Brian Greber, director for the Business Research and Economic Development Center, sees cost-of-living calculator as a tool to bring new business to Boise. (photo by Anne Wallace Allen)
Whether it’s tennis balls, a T-bone steak, or a place to live, chances are you’ll find it for less in Idaho.
A new cost-of-living calculator assembled by economists at Boise State University makes it simple to calculate the financial costs and benefits of living and working in Boise, Idaho Falls or Twin Falls.
A pound of Parmesan cheese sets you back $5.50 in Seattle and just $3.94 in Boise. Tennis balls: $3.82 in Seattle vs. $2.38 in Boise. Housing in Boise is 41 percent less expensive, and groceries are 16 percent less. And that T-bone steak is $9.95 in Seattle and just $8.51 in Boise.
The calculator was created by the Business Research and Economic Development Center, or BRED, part of the university’s College of Business and Economics. BRED was created to help local businesses thrive and attract new business.
The cost-of-living calculator is just one small piece of BRED. Ultimately Director Brian Greber hopes the center will be the first place prospective companies look when they want to analyze how Idaho would help their business.
Next up: an economic indicator for the state to show academics, business leaders and the general public where the state’s economy is likely to be four to six months in the future. BRED will use original research for the indicator and also data from state government.
“This has the potential of being an extremely valuable tool for people,” said Kenn Lamson, a principal at the Boise-based Harmonic Investment Advisors who works with Greber on the economic indicator.
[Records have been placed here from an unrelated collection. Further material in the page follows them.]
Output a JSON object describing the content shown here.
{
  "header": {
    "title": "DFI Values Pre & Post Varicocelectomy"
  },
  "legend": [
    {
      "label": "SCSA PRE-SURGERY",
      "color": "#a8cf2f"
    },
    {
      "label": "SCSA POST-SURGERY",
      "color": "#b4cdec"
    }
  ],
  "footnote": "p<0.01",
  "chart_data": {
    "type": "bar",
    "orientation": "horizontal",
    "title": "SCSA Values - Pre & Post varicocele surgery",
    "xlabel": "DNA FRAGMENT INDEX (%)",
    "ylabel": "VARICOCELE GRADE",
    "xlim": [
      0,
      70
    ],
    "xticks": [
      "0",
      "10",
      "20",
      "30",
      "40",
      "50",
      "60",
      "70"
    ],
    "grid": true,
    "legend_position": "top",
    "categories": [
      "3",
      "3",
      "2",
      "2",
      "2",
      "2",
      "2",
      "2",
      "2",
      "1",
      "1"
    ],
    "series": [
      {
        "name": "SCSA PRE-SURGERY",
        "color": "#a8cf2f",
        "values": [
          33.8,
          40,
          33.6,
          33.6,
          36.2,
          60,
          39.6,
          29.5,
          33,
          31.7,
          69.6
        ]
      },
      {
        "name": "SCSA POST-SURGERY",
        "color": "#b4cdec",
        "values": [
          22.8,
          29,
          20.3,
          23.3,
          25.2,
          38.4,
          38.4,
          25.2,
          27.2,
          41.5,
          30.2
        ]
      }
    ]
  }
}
Other Idaho groups produce economic outlook forecasts, but there’s not another tool that boils economic growth in the state down to one specific number that is easily accessible, publicly available, and easily understandable, Lamson said.
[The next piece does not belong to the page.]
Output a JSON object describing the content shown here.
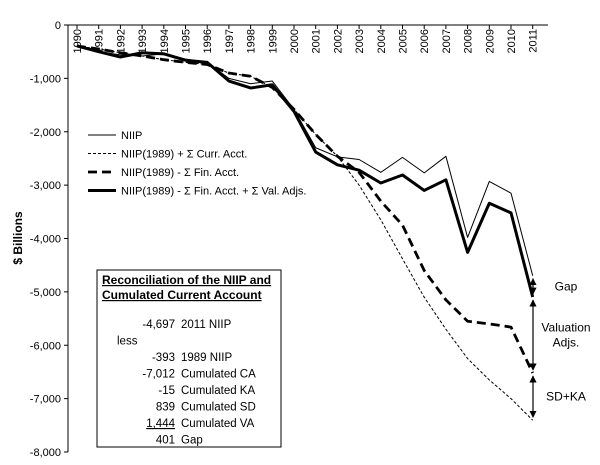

Eventually BRED will provide economic analysis and research white papers. Greber would like BRED to be the place where the business community looks first for independent economic analysis.
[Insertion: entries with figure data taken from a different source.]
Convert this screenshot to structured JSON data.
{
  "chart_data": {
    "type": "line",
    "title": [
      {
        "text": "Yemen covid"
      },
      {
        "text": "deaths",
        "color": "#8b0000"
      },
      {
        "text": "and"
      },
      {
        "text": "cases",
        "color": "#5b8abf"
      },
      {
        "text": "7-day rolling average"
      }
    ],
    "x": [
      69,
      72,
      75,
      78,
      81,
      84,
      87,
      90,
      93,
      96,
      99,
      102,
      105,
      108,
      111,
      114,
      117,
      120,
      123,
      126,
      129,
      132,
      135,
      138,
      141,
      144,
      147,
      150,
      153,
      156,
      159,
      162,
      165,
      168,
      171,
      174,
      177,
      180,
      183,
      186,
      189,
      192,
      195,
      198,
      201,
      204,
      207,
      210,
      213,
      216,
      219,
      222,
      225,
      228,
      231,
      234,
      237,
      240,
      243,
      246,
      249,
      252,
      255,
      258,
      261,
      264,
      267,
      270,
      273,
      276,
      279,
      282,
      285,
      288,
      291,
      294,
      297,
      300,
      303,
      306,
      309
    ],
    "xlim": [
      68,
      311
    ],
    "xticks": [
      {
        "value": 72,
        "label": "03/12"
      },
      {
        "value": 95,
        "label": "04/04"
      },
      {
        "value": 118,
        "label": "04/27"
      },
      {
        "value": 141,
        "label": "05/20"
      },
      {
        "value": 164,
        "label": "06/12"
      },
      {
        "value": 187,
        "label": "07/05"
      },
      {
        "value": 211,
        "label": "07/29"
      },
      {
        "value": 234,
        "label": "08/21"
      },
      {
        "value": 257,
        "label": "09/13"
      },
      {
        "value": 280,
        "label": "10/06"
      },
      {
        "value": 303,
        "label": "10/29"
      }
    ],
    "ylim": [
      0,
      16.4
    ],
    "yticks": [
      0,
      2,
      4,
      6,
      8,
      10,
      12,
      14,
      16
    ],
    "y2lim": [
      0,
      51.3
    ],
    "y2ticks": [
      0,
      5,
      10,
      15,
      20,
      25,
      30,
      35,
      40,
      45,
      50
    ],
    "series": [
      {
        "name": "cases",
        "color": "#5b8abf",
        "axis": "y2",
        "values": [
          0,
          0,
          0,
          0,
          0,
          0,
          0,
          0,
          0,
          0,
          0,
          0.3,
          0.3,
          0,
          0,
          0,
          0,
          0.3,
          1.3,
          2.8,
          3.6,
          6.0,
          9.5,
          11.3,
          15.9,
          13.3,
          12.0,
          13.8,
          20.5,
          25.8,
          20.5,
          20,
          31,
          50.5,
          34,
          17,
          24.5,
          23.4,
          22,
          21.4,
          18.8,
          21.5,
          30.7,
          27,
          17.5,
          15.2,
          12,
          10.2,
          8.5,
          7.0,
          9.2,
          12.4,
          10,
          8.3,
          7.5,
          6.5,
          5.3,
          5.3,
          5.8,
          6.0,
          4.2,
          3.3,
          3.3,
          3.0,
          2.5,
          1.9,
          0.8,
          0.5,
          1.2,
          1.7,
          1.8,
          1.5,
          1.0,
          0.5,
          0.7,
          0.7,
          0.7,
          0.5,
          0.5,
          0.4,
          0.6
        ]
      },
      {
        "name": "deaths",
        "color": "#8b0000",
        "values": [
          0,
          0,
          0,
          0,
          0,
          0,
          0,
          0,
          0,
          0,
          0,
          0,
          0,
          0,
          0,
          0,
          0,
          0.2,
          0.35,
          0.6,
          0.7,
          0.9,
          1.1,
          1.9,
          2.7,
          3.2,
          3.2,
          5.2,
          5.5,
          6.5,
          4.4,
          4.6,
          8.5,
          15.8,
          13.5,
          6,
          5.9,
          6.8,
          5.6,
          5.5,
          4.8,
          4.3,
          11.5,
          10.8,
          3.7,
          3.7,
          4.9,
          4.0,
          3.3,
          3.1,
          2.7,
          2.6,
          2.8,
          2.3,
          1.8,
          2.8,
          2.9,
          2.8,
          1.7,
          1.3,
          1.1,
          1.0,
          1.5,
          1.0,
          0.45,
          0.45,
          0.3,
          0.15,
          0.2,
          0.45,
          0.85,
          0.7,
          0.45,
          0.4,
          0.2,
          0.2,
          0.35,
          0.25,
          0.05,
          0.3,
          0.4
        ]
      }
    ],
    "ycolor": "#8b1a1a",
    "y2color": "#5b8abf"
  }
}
Research is a niche that hasn’t been addressed, said Bill Connors, the president and CEO of the Boise Metro Chamber of Commerce, which also provides technical assistance to businesses. More research would help groups like the Chamber’s Boise Valley Economic Partnership learn how to better attract business, expand existing business, and study what makes business successful in the Treasure Valley, he said.
Idaho has many organizations that provide business advice. Some, such as the Idaho Small Business Development Center, are at Boise State, and BRED steers new and existing businesses toward those resources.
“This initiative is meant to get the resources of the college involved with all the businesses in the valley,” Greber said.
Cost of living lower; wages too
Boise State University’s new Business Research and Economic Development Center, or BRED, is a great place to find out how the cost of living in Idaho measures up against costs in similar-sized cities like Little Rock, Ark. (where prices are similar, though a doctor’s visit will cost 10 percent more in Boise) or Spokane (where most prices match up, though utilities will set you back 13 percent more in Boise).
It’s well known wages are lower in Idaho than in other states. According to 2009 data from the U.S. Bureau of Labor Statistics, Idaho has a mean hourly wage of $18.83 (about $38,000 annually), almost the same as in Little Rock. But while Spokane’s cost of living is similar to Boise’s, pay in Spokane is higher, with a mean hourly wage of $19.72 and a mean annual wage of $41,010.
Business leaders have long said education is a big reason for the wage difference.
“We need to continue to find ways to diversify and improve the labor force to make it attractive to larger-scale industries,” said BRED Director Brian Greber. Institutions like College of Western Idaho, which opened in 2009, help a lot, he said.
“I was shocked when I moved here at the lack of technical education in the state,” Greber said.